LGBT athletic news outlet OutSports kicked off National Coming Out Week with an impressive and eloquent article written by the 22-year-old Hillsdale College senior who just became the first out male basketball player in Division II of the NCAA.
Derek Schell is a guard for the Hillsdale College Chargers and an international business major. And as of last month, he's out to his coaches, teammates, and classmates at his liberal arts college in Hillsdale, Mich.
In his articulate op-ed, Schell recounts his high school experience as a "star athlete and a successful student" at a prestigious Catholic school, acknowledging that for most 17-year-olds, that situation would be a "dream come true."
"For me, it was a nightmare," Schell writes. "I became part of a group of people from whom certain things were expected, including being honor roll students and varsity athletes. ... I hid who I was so that I wouldn't let other people down. It was much later that I realized that the problem was not that I didn't fit into my world the way that I wanted to. The problem was that my world didn't fit who I was. It fit the guy I was trying to be, but it didn't fit Derek."
Schell reveals his lengthy and emotional coming-out process, valiantly struggling to overcome stereotypes that made him believe he couldn't be an athlete and be gay; or be gay and Christian. Alongside his attraction to other men, Schell also developed what he calls an "emotional connection" to creative outlets like music, art, and photography.

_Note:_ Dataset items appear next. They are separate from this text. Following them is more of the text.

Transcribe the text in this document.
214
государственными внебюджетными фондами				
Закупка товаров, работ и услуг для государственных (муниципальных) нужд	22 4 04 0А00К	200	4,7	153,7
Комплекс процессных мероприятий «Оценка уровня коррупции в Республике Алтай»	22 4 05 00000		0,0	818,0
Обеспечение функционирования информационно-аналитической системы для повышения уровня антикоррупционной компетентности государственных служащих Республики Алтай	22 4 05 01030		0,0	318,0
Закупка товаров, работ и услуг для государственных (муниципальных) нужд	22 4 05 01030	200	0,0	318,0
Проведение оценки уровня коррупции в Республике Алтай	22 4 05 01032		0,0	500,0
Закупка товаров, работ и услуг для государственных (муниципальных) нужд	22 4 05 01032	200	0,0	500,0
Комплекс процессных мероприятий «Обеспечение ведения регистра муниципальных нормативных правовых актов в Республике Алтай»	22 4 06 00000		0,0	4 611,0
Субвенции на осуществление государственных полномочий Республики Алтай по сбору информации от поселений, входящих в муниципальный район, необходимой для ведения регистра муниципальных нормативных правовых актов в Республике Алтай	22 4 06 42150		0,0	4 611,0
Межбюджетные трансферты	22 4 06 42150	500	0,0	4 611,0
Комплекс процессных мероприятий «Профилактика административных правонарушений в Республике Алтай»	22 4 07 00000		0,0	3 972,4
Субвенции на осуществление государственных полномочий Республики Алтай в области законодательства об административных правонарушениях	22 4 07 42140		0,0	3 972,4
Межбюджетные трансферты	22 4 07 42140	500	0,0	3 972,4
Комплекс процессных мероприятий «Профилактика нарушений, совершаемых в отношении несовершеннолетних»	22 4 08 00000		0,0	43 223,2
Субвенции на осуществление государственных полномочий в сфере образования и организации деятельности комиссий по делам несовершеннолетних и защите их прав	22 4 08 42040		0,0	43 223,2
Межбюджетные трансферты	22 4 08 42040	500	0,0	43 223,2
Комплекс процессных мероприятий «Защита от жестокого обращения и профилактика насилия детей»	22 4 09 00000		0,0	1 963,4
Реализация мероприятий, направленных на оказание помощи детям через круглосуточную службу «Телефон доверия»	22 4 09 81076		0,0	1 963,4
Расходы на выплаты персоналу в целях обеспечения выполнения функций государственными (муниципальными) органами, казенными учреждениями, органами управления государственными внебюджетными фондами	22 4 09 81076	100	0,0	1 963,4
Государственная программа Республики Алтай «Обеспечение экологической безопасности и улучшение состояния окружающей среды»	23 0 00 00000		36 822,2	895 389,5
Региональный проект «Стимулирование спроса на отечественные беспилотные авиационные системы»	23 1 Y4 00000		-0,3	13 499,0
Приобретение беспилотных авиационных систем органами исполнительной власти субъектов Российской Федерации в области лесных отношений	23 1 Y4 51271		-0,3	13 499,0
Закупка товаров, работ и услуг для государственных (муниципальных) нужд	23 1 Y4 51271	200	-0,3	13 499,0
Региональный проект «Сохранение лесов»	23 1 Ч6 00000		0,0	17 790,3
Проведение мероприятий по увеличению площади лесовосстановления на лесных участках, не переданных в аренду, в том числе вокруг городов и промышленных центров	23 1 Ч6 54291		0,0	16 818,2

"Those feelings conflicted with my understanding of being an athlete and I couldn't figure out how to make those two concepts coexist," he writes. "Who I was becoming contradicted who I thought I was supposed to become."
Schell points out that three years ago, he promised himself he would never reveal his secret to anyone. But since then, with the support of his family, his boyfriend, and even classmates at his self-described "conservative college," Schell has come to realize that he "could be an athlete, be a friend, be a son, be a brother, be an artist, and be gay as well."
"I could even be a huge Glee fan too," he writes. "There never needed to be differentiation between the various aspects of my life and personality. One is not mutually exclusive of the other, and being all of these things, all at once, makes me who I am."